Qu’elle relève du diagnostique ou de l’interventionnel, la radiologie est en plein essor. « Chaque année, la France forme 250 radiologues. Or, dans les cinq prochaines années, environ 2000 radiologues vont partir à la retraite. Nous allons connaître une pénurie », s’inquiète Louis Boyer, président du Conseil national professionnel de la radiologie. Les Journées francophones de la radiologie ont été l’occasion d’évoquer les problématiques de la profession ainsi que les évolutions avec le développement du numérique.
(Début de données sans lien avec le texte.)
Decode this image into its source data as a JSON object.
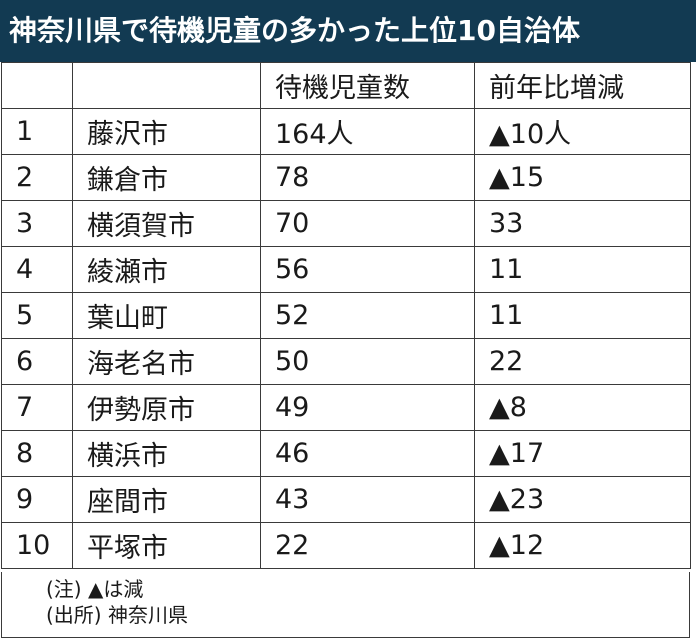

Plusieurs conférence ont été organisées autour de la téléradiologie ou de l’intelligence artificielle. L'occasion aussi pour l'hôpital de Nîmes de faire un point sur ces investissements : de 2010 à aujourd’hui, le nombre de salle pour la radiologie interventionnelle est passée de 5 à 14 salles et de 4 à 10 équipements pour l’imagerie. « L’hôpital avait pris du retard », commente le directeur de l’hôpital Nicolas Best. D’ailleurs, l’hôpital s’est confronté à « une pénurie de manipulateur. C’est pour ça que nous nous sommes atteler avec l’Institut d’Alzon à recréer une formation ».